Wie die Bank einen Geldfehlbetrag behandelt
Für die Vorabpauschale verweist § 44 Abs. 1b EStG auf die Sätze 7 bis 11 des Absatzes 1. Reicht ein Geldbetrag nicht für den Steuerabzug, muss der Anleger den Fehlbetrag bereitstellen. Die Bank darf ihn von einem auf den Namen des Anlegers geführten Konto ohne Einwilligung einziehen und bei fehlendem Widerspruch einen vereinbarten, noch freien Kontokorrentkredit nutzen. Bleibt der Einbehalt erfolglos, meldet sie das ihrem Betriebsstättenfinanzamt; das Wohnsitzfinanzamt fordert die zu wenig erhobene Steuer in der Veranlagung nach.

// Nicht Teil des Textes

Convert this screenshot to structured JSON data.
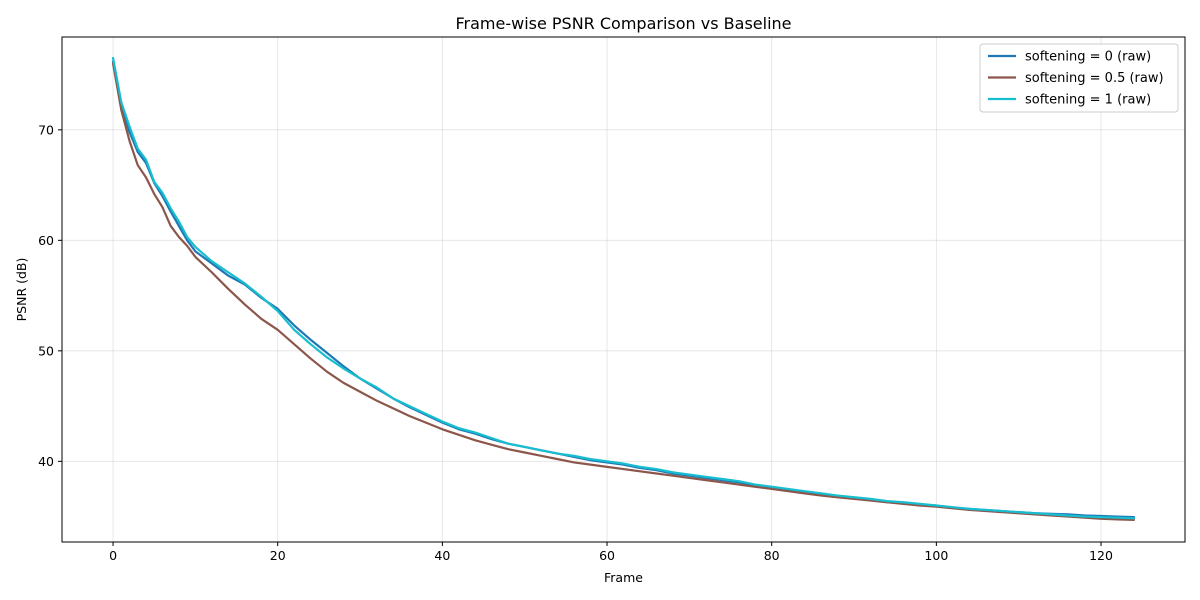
{
  "chart_data": {
    "type": "line",
    "title": "Frame-wise PSNR Comparison vs Baseline",
    "xlabel": "Frame",
    "ylabel": "PSNR (dB)",
    "xlim": [
      -6.2,
      130.2
    ],
    "ylim": [
      32.7,
      78.4
    ],
    "x_ticks": [
      0,
      20,
      40,
      60,
      80,
      100,
      120
    ],
    "y_ticks": [
      40,
      50,
      60,
      70
    ],
    "grid": true,
    "legend_position": "top-right",
    "x": [
      0,
      1,
      2,
      3,
      4,
      5,
      6,
      7,
      8,
      9,
      10,
      12,
      14,
      16,
      18,
      20,
      22,
      24,
      26,
      28,
      30,
      32,
      34,
      36,
      38,
      40,
      42,
      44,
      46,
      48,
      50,
      52,
      54,
      56,
      58,
      60,
      62,
      64,
      66,
      68,
      70,
      72,
      74,
      76,
      78,
      80,
      82,
      84,
      86,
      88,
      90,
      92,
      94,
      96,
      98,
      100,
      102,
      104,
      106,
      108,
      110,
      112,
      114,
      116,
      118,
      120,
      122,
      124
    ],
    "series": [
      {
        "name": "softening = 0 (raw)",
        "color": "#1f77b4",
        "values": [
          76.2,
          72.3,
          69.8,
          68.0,
          67.0,
          65.2,
          64.0,
          62.6,
          61.3,
          60.0,
          59.0,
          57.9,
          56.8,
          56.0,
          54.8,
          53.8,
          52.3,
          51.0,
          49.8,
          48.6,
          47.5,
          46.6,
          45.7,
          44.9,
          44.2,
          43.5,
          42.9,
          42.5,
          42.0,
          41.6,
          41.3,
          41.0,
          40.7,
          40.4,
          40.1,
          39.9,
          39.7,
          39.4,
          39.2,
          38.9,
          38.7,
          38.5,
          38.3,
          38.1,
          37.8,
          37.6,
          37.4,
          37.2,
          37.0,
          36.8,
          36.7,
          36.5,
          36.3,
          36.2,
          36.1,
          36.0,
          35.8,
          35.7,
          35.6,
          35.5,
          35.4,
          35.3,
          35.25,
          35.2,
          35.1,
          35.05,
          35.0,
          34.95
        ]
      },
      {
        "name": "softening = 0.5 (raw)",
        "color": "#8c564b",
        "values": [
          76.0,
          71.8,
          69.0,
          66.8,
          65.7,
          64.2,
          63.0,
          61.3,
          60.3,
          59.5,
          58.5,
          57.1,
          55.6,
          54.2,
          52.9,
          51.9,
          50.6,
          49.3,
          48.1,
          47.1,
          46.3,
          45.5,
          44.8,
          44.1,
          43.5,
          42.9,
          42.4,
          41.9,
          41.5,
          41.1,
          40.8,
          40.5,
          40.2,
          39.9,
          39.7,
          39.5,
          39.3,
          39.1,
          38.9,
          38.7,
          38.5,
          38.3,
          38.1,
          37.9,
          37.7,
          37.5,
          37.3,
          37.1,
          36.9,
          36.75,
          36.6,
          36.45,
          36.3,
          36.15,
          36.0,
          35.9,
          35.75,
          35.6,
          35.5,
          35.4,
          35.3,
          35.2,
          35.1,
          35.0,
          34.9,
          34.8,
          34.75,
          34.7
        ]
      },
      {
        "name": "softening = 1 (raw)",
        "color": "#17becf",
        "values": [
          76.5,
          72.5,
          70.3,
          68.3,
          67.3,
          65.3,
          64.3,
          62.9,
          61.7,
          60.3,
          59.4,
          58.1,
          57.1,
          56.1,
          54.9,
          53.6,
          51.9,
          50.6,
          49.4,
          48.4,
          47.5,
          46.7,
          45.7,
          45.0,
          44.3,
          43.6,
          43.0,
          42.6,
          42.1,
          41.6,
          41.3,
          41.0,
          40.7,
          40.5,
          40.2,
          40.0,
          39.8,
          39.5,
          39.3,
          39.0,
          38.8,
          38.6,
          38.4,
          38.2,
          37.9,
          37.7,
          37.5,
          37.3,
          37.1,
          36.9,
          36.75,
          36.6,
          36.4,
          36.3,
          36.15,
          36.0,
          35.85,
          35.7,
          35.6,
          35.5,
          35.4,
          35.3,
          35.2,
          35.1,
          35.0,
          34.95,
          34.9,
          34.85
        ]
      }
    ]
  }
}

Es gibt in dieser Vorschrift keine gesetzliche Zwangsverkaufsregel für Fondsanteile. Ob ein Institut vertraglich andere Schritte vorsieht, ist eine gesonderte Frage der Depot- und Kontobedingungen und darf nicht als gesetzliche Pflicht dargestellt werden.

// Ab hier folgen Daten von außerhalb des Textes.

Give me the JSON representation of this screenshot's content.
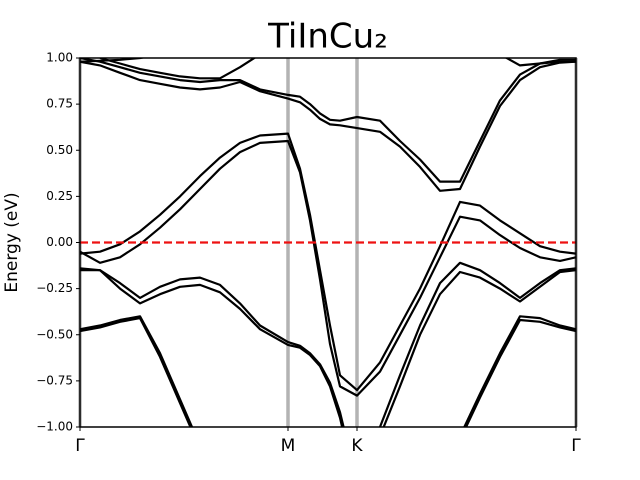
{
  "chart_data": {
    "type": "line",
    "title": "TiInCu₂",
    "y_label": "Energy (eV)",
    "color": "#000000",
    "x": [
      0,
      0.2,
      0.4,
      0.6,
      0.8,
      1.0,
      1.2,
      1.4,
      1.6,
      1.8,
      2.08,
      2.2,
      2.3,
      2.4,
      2.5,
      2.6,
      2.77,
      3.0,
      3.2,
      3.4,
      3.6,
      3.8,
      4.0,
      4.2,
      4.4,
      4.6,
      4.8,
      4.96
    ],
    "series": [
      {
        "values": [
          0.98,
          0.985,
          0.99,
          1.0,
          1.02,
          null,
          null,
          null,
          null,
          null,
          null,
          null,
          null,
          null,
          null,
          null,
          null,
          null,
          null,
          null,
          null,
          null,
          null,
          1.02,
          0.96,
          0.97,
          0.98,
          0.98
        ]
      },
      {
        "values": [
          null,
          1.0,
          0.97,
          0.94,
          0.92,
          0.9,
          0.89,
          0.89,
          0.95,
          1.02,
          null,
          null,
          null,
          null,
          null,
          null,
          null,
          null,
          null,
          null,
          null,
          null,
          null,
          null,
          null,
          null,
          null,
          null
        ]
      },
      {
        "values": [
          1.0,
          0.98,
          0.95,
          0.92,
          0.9,
          0.88,
          0.87,
          0.88,
          0.88,
          0.83,
          0.8,
          0.79,
          0.75,
          0.7,
          0.665,
          0.66,
          0.68,
          0.66,
          0.55,
          0.45,
          0.33,
          0.33,
          0.55,
          0.77,
          0.91,
          0.97,
          0.99,
          0.99
        ]
      },
      {
        "values": [
          0.98,
          0.96,
          0.92,
          0.88,
          0.86,
          0.84,
          0.83,
          0.84,
          0.87,
          0.82,
          0.78,
          0.76,
          0.72,
          0.67,
          0.64,
          0.635,
          0.62,
          0.6,
          0.52,
          0.41,
          0.28,
          0.29,
          0.52,
          0.74,
          0.88,
          0.95,
          0.975,
          0.98
        ]
      },
      {
        "values": [
          -0.06,
          -0.05,
          -0.01,
          0.06,
          0.15,
          0.25,
          0.36,
          0.46,
          0.54,
          0.58,
          0.59,
          0.4,
          0.15,
          -0.15,
          -0.45,
          -0.72,
          -0.8,
          -0.65,
          -0.45,
          -0.25,
          -0.02,
          0.22,
          0.2,
          0.12,
          0.05,
          -0.02,
          -0.05,
          -0.06
        ]
      },
      {
        "values": [
          -0.05,
          -0.11,
          -0.08,
          -0.01,
          0.08,
          0.18,
          0.29,
          0.4,
          0.49,
          0.54,
          0.55,
          0.38,
          0.12,
          -0.2,
          -0.55,
          -0.78,
          -0.83,
          -0.7,
          -0.5,
          -0.3,
          -0.08,
          0.14,
          0.12,
          0.04,
          -0.03,
          -0.08,
          -0.1,
          -0.08
        ]
      },
      {
        "values": [
          -0.15,
          -0.15,
          -0.22,
          -0.3,
          -0.24,
          -0.2,
          -0.19,
          -0.23,
          -0.33,
          -0.45,
          -0.54,
          -0.56,
          -0.6,
          -0.66,
          -0.76,
          -0.92,
          -1.3,
          -1.0,
          -0.72,
          -0.45,
          -0.22,
          -0.11,
          -0.15,
          -0.22,
          -0.3,
          -0.22,
          -0.15,
          -0.14
        ]
      },
      {
        "values": [
          -0.14,
          -0.15,
          -0.25,
          -0.33,
          -0.28,
          -0.24,
          -0.23,
          -0.27,
          -0.36,
          -0.47,
          -0.555,
          -0.57,
          -0.61,
          -0.67,
          -0.78,
          -0.95,
          -1.35,
          -1.05,
          -0.78,
          -0.5,
          -0.28,
          -0.16,
          -0.19,
          -0.25,
          -0.32,
          -0.24,
          -0.16,
          -0.15
        ]
      },
      {
        "values": [
          -0.47,
          -0.45,
          -0.42,
          -0.4,
          -0.6,
          -0.85,
          -1.1,
          null,
          null,
          null,
          null,
          null,
          null,
          null,
          null,
          null,
          null,
          null,
          null,
          null,
          null,
          -1.05,
          -0.82,
          -0.6,
          -0.4,
          -0.41,
          -0.45,
          -0.47
        ]
      },
      {
        "values": [
          -0.48,
          -0.46,
          -0.43,
          -0.41,
          -0.62,
          -0.87,
          -1.12,
          null,
          null,
          null,
          null,
          null,
          null,
          null,
          null,
          null,
          null,
          null,
          null,
          null,
          null,
          -1.07,
          -0.84,
          -0.62,
          -0.42,
          -0.43,
          -0.46,
          -0.48
        ]
      }
    ],
    "fermi_level": {
      "y": 0,
      "color": "#ee1111",
      "style": "dashed"
    },
    "xlim": [
      0,
      4.96
    ],
    "xticks": [
      {
        "value": 0,
        "label": "Γ"
      },
      {
        "value": 2.08,
        "label": "M"
      },
      {
        "value": 2.77,
        "label": "K"
      },
      {
        "value": 4.96,
        "label": "Γ"
      }
    ],
    "xtick_line_color": "#b3b3b3",
    "ylim": [
      -1,
      1
    ],
    "yticks": [
      {
        "value": -1,
        "label": "−1.00"
      },
      {
        "value": -0.75,
        "label": "−0.75"
      },
      {
        "value": -0.5,
        "label": "−0.50"
      },
      {
        "value": -0.25,
        "label": "−0.25"
      },
      {
        "value": 0,
        "label": "0.00"
      },
      {
        "value": 0.25,
        "label": "0.25"
      },
      {
        "value": 0.5,
        "label": "0.50"
      },
      {
        "value": 0.75,
        "label": "0.75"
      },
      {
        "value": 1,
        "label": "1.00"
      }
    ]
  }
}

Späterer Verkauf: Gewinnminderung, keine Steuergutschrift
§ 19 Abs. 1 InvStG mindert den Veräußerungsgewinn um die während der Besitzzeit angesetzten Vorabpauschalen. Sie sind dabei in voller Höhe und ungeachtet einer Teilfreistellung zu berücksichtigen.
Rechtlich wird damit die Bemessungsgrundlage des Verkaufs verändert. Es wird nicht eine früher gezahlte Steuer Euro für Euro gutgeschrieben. Deshalb sollte eine Abrechnung anhand der angesetzten Vorabpauschalen und nicht nur anhand tatsächlich abgebuchter Steuerbeträge geprüft werden.
Amtliche Quellen und Stand
- § 16 InvStG – Investmenterträge und Ausnahmen
- § 18 InvStG – Formel, Begrenzung, Erwerbsjahr und Zufluss
- § 19 InvStG – Berücksichtigung beim Verkauf
- § 20 InvStG – Teilfreistellungen
- § 44 EStG – Steuerabzug und Geldfehlbetrag
- BMF-Schreiben vom 13. Januar 2026 – Basiszins 2026 und Zuflussdatum
- BMF-Schreiben vom 24. November 2025 – Anwendungsfragen zum InvStG
Inhaltlich geprüft am 14. Juli 2026. Die Beispiele bilden private Standardfälle mit konstanter Stückzahl ab. Unterjährige Käufe und Verkäufe mehrerer Tranchen, Fondsverschmelzungen, Auslandsdepots, Betriebsvermögen und abweichende Fondseinstufungen benötigen eine eigene Berechnung.